Prime Minister's declaration of "scrapping of the planning commission", on his maiden independence day speech is a welcome initiative and it is in tandem with his ideology of strong cooperative federalism including in fiscal matters.
To begin with, let me give a comprehensive insight into the history of the planning commission in brief. On the eve of independence, India was facing many challenges like chronic poverty, hunger deaths, maternal deaths, illiteracy, disguised employment, inadequate and inefficient infrastructure and service sectors, etc. Therefore Government of India felt setting up of permanent body to carry out development in a planned manner on a priority basis. And this led to establishment of Planning Commission in 1950 as an advisory body on the recommendation of K.C.Neogi. Over the years it emerged as a supreme organ in planning socio-economic objectives.
The functions of the Planning Commission as envisioned in the executive resolution mainly includes: assessment of resources of the country including human resources; drafting a national plan i.e. five year plans for the most effective and balanced utilization of the country's resources; appraisal of the plan and recommending appropriate actions to realize the plan objectives, etc.
Since its inception, Planning Commission had played a significant role in achieving country's socio-economic objectives. It is vindicated by the GDP growth rates and Per Capita Income growth rates. During British rule India's GDP growth rate is 0.5% i.e. mere stagnation. After the establishment of Planning Commission and implementation of five year plans raised to 3.5% by 1970s and to 5.5% before economic reforms. Further Liberalization, Privatization and Globalization policy coupled with continuous efforts of Planning Commission led to about 8% GDP rate per annum. In addition, the standard of living improved because of Per Capita Income raised from Rs.250 in 1950 to more than Rs.50, 000. In this context, it is highly relevant to examine the role of National Development Council and Finance Commission.
NDC was established in 1952 mainly to secure cooperation of states, to strengthen and mobilize the efforts and resources to execute the plan by ensuring balanced and rapid development of all parts of the country.
On the other hand, Article 280 of the Constitution of India provided establishment of Finance Commission to achieve fiscal federalism. Its functions mainly includes to recommend the President on the matters of the net proceeds of taxes to be shared between the Centre and the States, grants-in-aid to states by the Centre, measures needed to augment the consolidated fund of state, and other matters referred to it by the President of India.
But, over the years the very over-lapping of functions and responsibilities between the Planning Commission and the Finance Commission led to straining the Centre-States relations. This is evident from the grants-in-aid (statutory and discretionary) to States from Centre. Statutory grants under article 275 are given on the recommendations of the Finance Commission whereas discretionary grants under article 282 on the recommendations of the Planning Commission. These discretionary grants mainly meant to help the states financially to fulfill plan targets. Notably, discretionary grants contribute the larger parts than statutory grants. Hence, the advisory Planning Commission has assumed greater significance in financial matters.

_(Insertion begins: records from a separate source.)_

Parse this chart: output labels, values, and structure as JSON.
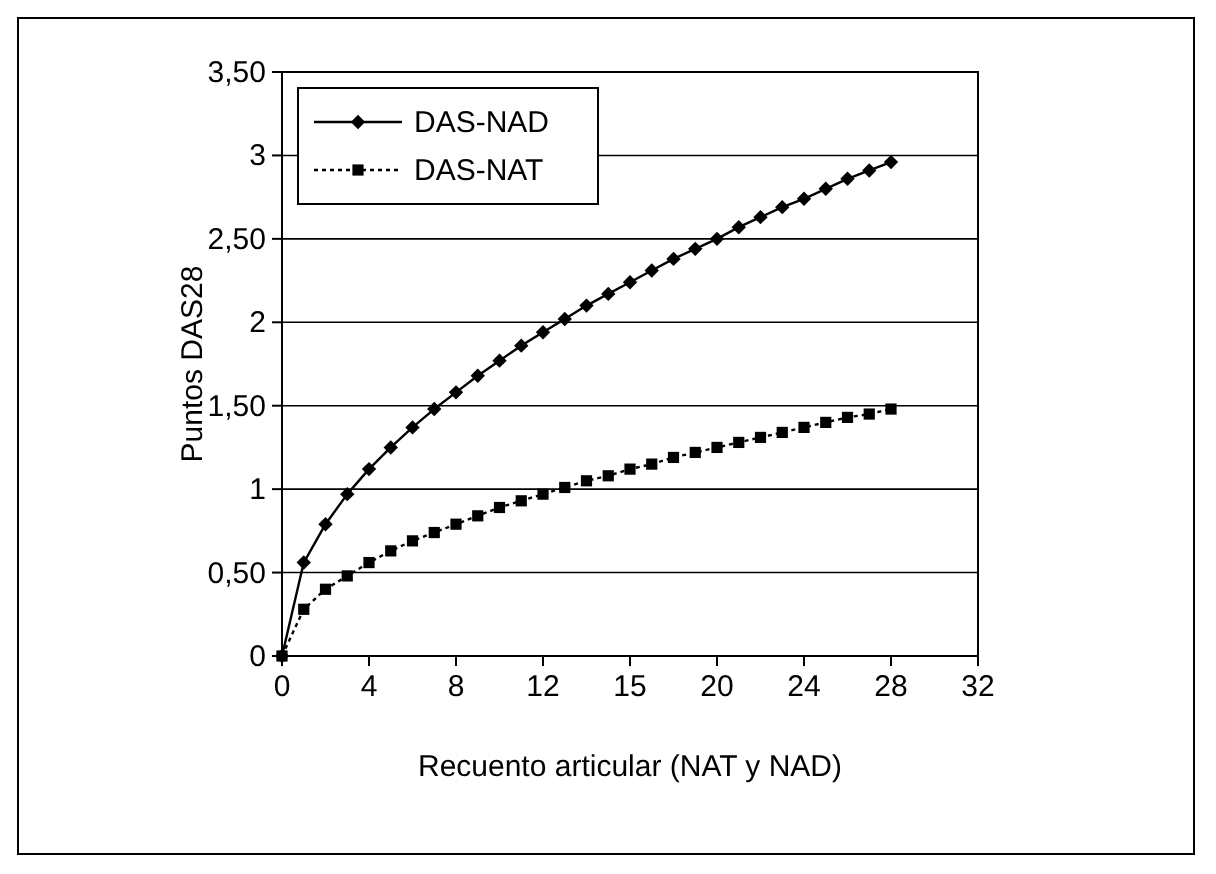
{
  "chart_data": {
    "type": "line",
    "xlabel": "Recuento articular (NAT y NAD)",
    "ylabel": "Puntos DAS28",
    "categories": [
      "0",
      null,
      null,
      null,
      "4",
      null,
      null,
      null,
      "8",
      null,
      null,
      null,
      "12",
      null,
      null,
      null,
      "15",
      null,
      null,
      null,
      "20",
      null,
      null,
      null,
      "24",
      null,
      null,
      null,
      "28",
      null,
      null,
      null,
      "32"
    ],
    "series": [
      {
        "name": "DAS-NAD",
        "color": "#000000",
        "marker": "diamond",
        "line_style": "solid",
        "values": [
          0,
          0.56,
          0.79,
          0.97,
          1.12,
          1.25,
          1.37,
          1.48,
          1.58,
          1.68,
          1.77,
          1.86,
          1.94,
          2.02,
          2.1,
          2.17,
          2.24,
          2.31,
          2.38,
          2.44,
          2.5,
          2.57,
          2.63,
          2.69,
          2.74,
          2.8,
          2.86,
          2.91,
          2.96,
          null,
          null,
          null,
          null
        ]
      },
      {
        "name": "DAS-NAT",
        "color": "#000000",
        "marker": "square",
        "line_style": "dotted",
        "values": [
          0,
          0.28,
          0.4,
          0.48,
          0.56,
          0.63,
          0.69,
          0.74,
          0.79,
          0.84,
          0.89,
          0.93,
          0.97,
          1.01,
          1.05,
          1.08,
          1.12,
          1.15,
          1.19,
          1.22,
          1.25,
          1.28,
          1.31,
          1.34,
          1.37,
          1.4,
          1.43,
          1.45,
          1.48,
          null,
          null,
          null,
          null
        ]
      }
    ],
    "ylim": [
      0,
      3.5
    ],
    "yticks": [
      0,
      {
        "value": 0.5,
        "label": "0,50"
      },
      1,
      {
        "value": 1.5,
        "label": "1,50"
      },
      2,
      {
        "value": 2.5,
        "label": "2,50"
      },
      3,
      {
        "value": 3.5,
        "label": "3,50"
      }
    ],
    "grid": "y",
    "legend": "top left"
  }
}
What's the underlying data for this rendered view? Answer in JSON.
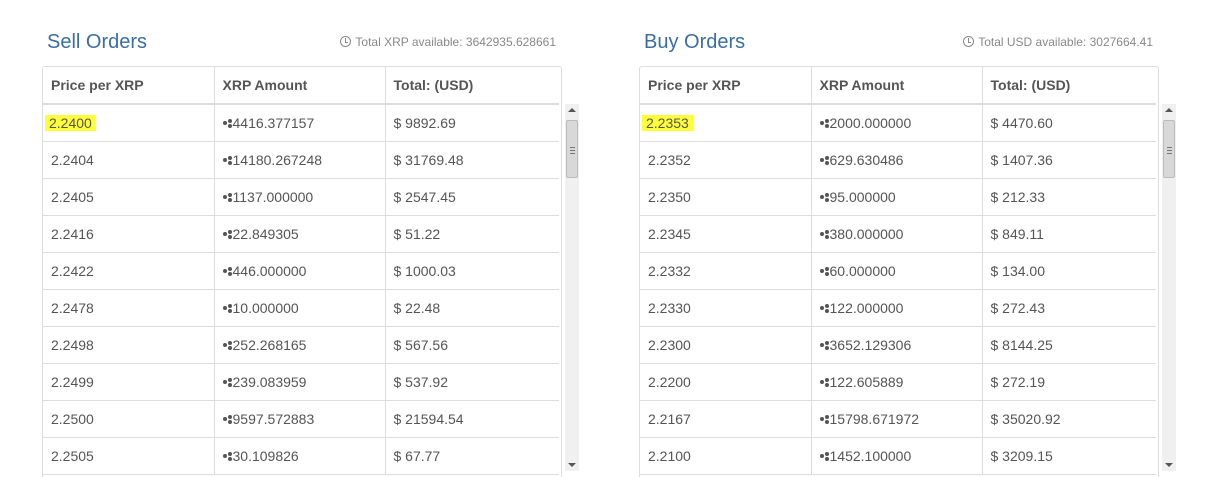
{
  "sell": {
    "title": "Sell Orders",
    "available": "Total XRP available: 3642935.628661",
    "headers": [
      "Price per XRP",
      "XRP Amount",
      "Total: (USD)"
    ],
    "rows": [
      {
        "price": "2.2400",
        "amount": "4416.377157",
        "total": "$ 9892.69",
        "highlight": true
      },
      {
        "price": "2.2404",
        "amount": "14180.267248",
        "total": "$ 31769.48"
      },
      {
        "price": "2.2405",
        "amount": "1137.000000",
        "total": "$ 2547.45"
      },
      {
        "price": "2.2416",
        "amount": "22.849305",
        "total": "$ 51.22"
      },
      {
        "price": "2.2422",
        "amount": "446.000000",
        "total": "$ 1000.03"
      },
      {
        "price": "2.2478",
        "amount": "10.000000",
        "total": "$ 22.48"
      },
      {
        "price": "2.2498",
        "amount": "252.268165",
        "total": "$ 567.56"
      },
      {
        "price": "2.2499",
        "amount": "239.083959",
        "total": "$ 537.92"
      },
      {
        "price": "2.2500",
        "amount": "9597.572883",
        "total": "$ 21594.54"
      },
      {
        "price": "2.2505",
        "amount": "30.109826",
        "total": "$ 67.77"
      }
    ]
  },
  "buy": {
    "title": "Buy Orders",
    "available": "Total USD available: 3027664.41",
    "headers": [
      "Price per XRP",
      "XRP Amount",
      "Total: (USD)"
    ],
    "rows": [
      {
        "price": "2.2353",
        "amount": "2000.000000",
        "total": "$ 4470.60",
        "highlight": true
      },
      {
        "price": "2.2352",
        "amount": "629.630486",
        "total": "$ 1407.36"
      },
      {
        "price": "2.2350",
        "amount": "95.000000",
        "total": "$ 212.33"
      },
      {
        "price": "2.2345",
        "amount": "380.000000",
        "total": "$ 849.11"
      },
      {
        "price": "2.2332",
        "amount": "60.000000",
        "total": "$ 134.00"
      },
      {
        "price": "2.2330",
        "amount": "122.000000",
        "total": "$ 272.43"
      },
      {
        "price": "2.2300",
        "amount": "3652.129306",
        "total": "$ 8144.25"
      },
      {
        "price": "2.2200",
        "amount": "122.605889",
        "total": "$ 272.19"
      },
      {
        "price": "2.2167",
        "amount": "15798.671972",
        "total": "$ 35020.92"
      },
      {
        "price": "2.2100",
        "amount": "1452.100000",
        "total": "$ 3209.15"
      }
    ]
  },
  "icons": {
    "available": "clock-icon",
    "amount": "xrp-icon"
  },
  "colors": {
    "title": "#3a6ea5",
    "highlight": "#ffff3a"
  }
}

Various commissions and committees has analyzed this unhealthy trend in fiscal matters and recommended measures but failed to achieve desired results. Administrative Reforms Commission observed that over the year the Planning Commission has emerged as a Parallel Cabinet. D R Gadgil, the former deputy chairman criticized and concluded that it has failed right from its composition to implementation, as its recommendations are only advisory and not binding. P V Rajamannar, the chairman of the Fourth Finance Commission highlighted the over-lapping of functions between the two bodies. K Santhanam, the eminent constitutional expert stated that the Planning Commission superseded the federation and our country is functioning like a unitary system in fiscal matters.
In addition, the Planning Commission has subverted the constitutional Finance Commission and emerged as a 'Economic Cabinet'. But it has its merits and played a imperative role in realizing the national objectives which have to be retained in the future and at the same time denouncing its demerits. The very failure of Finance Commission is due to devoid of permanent institutional mechanism.
To conclude, though the Prime Minister has tackled the demerits of the Planning Commission but left its merits in a quandary. The best way of tackling the situation is to institutionalize the Finance Commission by bringing the Planning Commission (as a pranalika sangam) within its ambit as a purely advisory expert body. This exercise would yield greater cooperative federalism in financial matters, a basic feature of the Constitution of India.